図書館で延々と繰り広げられる学生たちの会話劇。
日本でも作れるほどの低予算だろう。
しかし、この五人に匹敵するほど説得力を持った演技ができる若手俳優たちと、密室での物語に飽きないよう絶妙なカメラワークの数々を構築できる監督はいないと思う。
(選ぶとすれば、スポーツマン=東出昌大、お嬢様=広瀬すず、秀才=須賀健太、不思議ちゃん=二階堂ふみ、不良=菅田将暉、監督は行定勲)

学生は、他人から見られるイメージと、自分が思う本当の自分との狭間で悩み、苦しむ。
まず、本当の自分がわからないからだ。
その正体を模索するには、学校という監獄はあまりにも狭すぎる。
そこから抜け出し、自由を獲得しようとする。
学生の日常なんてそんなもん。
本作に登場する高校生はそれぞれ、親や教師、そして、理想と実際の自分とのギャップに悩む。
他人にとっては、大したことない悩みでも、当の本人にとっては、命と等価だと思えるくらいの大問題だったりする。
そして、立場の異なる自分たちはそれぞれ、学校という名の社会で対等に交わることはあり得ないという冷たい現実を確認する。
互いに相手のことを本気で理解しあおうとしたことで生まれた軋轢が残酷なまでに描かれ、胸が締め付けられた。

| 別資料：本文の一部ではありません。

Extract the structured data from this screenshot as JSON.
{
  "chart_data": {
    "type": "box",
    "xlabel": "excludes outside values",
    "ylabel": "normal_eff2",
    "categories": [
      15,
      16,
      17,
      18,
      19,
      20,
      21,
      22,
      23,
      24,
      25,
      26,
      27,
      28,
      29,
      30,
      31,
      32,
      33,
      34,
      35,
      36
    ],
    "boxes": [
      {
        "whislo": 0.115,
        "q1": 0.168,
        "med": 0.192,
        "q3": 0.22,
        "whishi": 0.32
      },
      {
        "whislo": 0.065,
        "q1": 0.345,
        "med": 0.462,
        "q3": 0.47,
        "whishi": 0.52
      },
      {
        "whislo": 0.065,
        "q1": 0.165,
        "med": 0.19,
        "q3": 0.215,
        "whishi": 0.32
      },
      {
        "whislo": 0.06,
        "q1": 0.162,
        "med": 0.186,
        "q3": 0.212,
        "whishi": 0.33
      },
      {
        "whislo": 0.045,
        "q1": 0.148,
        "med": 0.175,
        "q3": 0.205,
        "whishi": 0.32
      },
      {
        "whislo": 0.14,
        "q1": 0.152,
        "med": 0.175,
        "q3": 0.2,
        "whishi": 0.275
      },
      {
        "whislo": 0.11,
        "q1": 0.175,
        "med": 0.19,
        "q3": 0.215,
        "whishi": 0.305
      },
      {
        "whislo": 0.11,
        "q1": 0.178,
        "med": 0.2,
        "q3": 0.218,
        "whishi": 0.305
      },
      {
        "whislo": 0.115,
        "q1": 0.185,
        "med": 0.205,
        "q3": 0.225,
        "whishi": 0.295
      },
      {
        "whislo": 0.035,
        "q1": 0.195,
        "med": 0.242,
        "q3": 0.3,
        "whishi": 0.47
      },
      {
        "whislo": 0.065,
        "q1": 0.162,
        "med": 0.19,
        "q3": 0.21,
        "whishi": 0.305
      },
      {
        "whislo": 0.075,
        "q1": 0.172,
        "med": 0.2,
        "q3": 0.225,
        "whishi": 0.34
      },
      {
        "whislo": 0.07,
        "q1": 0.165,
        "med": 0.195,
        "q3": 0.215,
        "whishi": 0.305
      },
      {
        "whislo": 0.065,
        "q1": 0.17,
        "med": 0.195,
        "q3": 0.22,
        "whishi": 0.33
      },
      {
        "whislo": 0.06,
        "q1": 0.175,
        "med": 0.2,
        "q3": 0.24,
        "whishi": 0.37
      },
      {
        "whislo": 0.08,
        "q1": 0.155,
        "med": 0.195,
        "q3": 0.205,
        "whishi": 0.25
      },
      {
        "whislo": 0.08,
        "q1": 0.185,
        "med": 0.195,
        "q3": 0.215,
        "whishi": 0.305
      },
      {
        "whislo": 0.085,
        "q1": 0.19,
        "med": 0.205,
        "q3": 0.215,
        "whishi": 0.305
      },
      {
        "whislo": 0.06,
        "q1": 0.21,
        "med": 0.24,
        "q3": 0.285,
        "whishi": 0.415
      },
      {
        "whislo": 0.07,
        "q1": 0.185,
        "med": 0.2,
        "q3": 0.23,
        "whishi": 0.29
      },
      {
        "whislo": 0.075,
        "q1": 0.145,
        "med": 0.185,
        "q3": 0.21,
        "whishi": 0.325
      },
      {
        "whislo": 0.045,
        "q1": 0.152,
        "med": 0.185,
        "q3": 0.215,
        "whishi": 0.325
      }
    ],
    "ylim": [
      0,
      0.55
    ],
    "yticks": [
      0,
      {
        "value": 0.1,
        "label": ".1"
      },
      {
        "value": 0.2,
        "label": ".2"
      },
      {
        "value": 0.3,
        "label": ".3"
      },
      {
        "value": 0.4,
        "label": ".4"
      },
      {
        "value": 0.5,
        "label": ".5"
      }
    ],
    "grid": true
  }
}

学生の群像劇というシリアスになってしまいがちなテーマだが、至るシーンにコメディ的要素が含まれていて、めちゃくちゃ楽しめた。
一人一人の特徴や性格に合わせた描写が多いので、より素直に笑える。
とりわけ、昼食シーンはギャグのオンパレードだった。
日本人でも、あんなふうにはお寿司を食べないわ。w
個人的に好きなのは、不思議ちゃんがスケッチの仕上げに自分のフケを落として、雪に見たてるシーン。
めちゃくちゃ斬新。てか、フケの量おかしい。ww

果たして、彼らは月曜日に会うと互いに笑顔で挨拶し、友達として接するのだろうか。
どちらにせよ、この一日は彼らにとって大きな財産になったに違いない。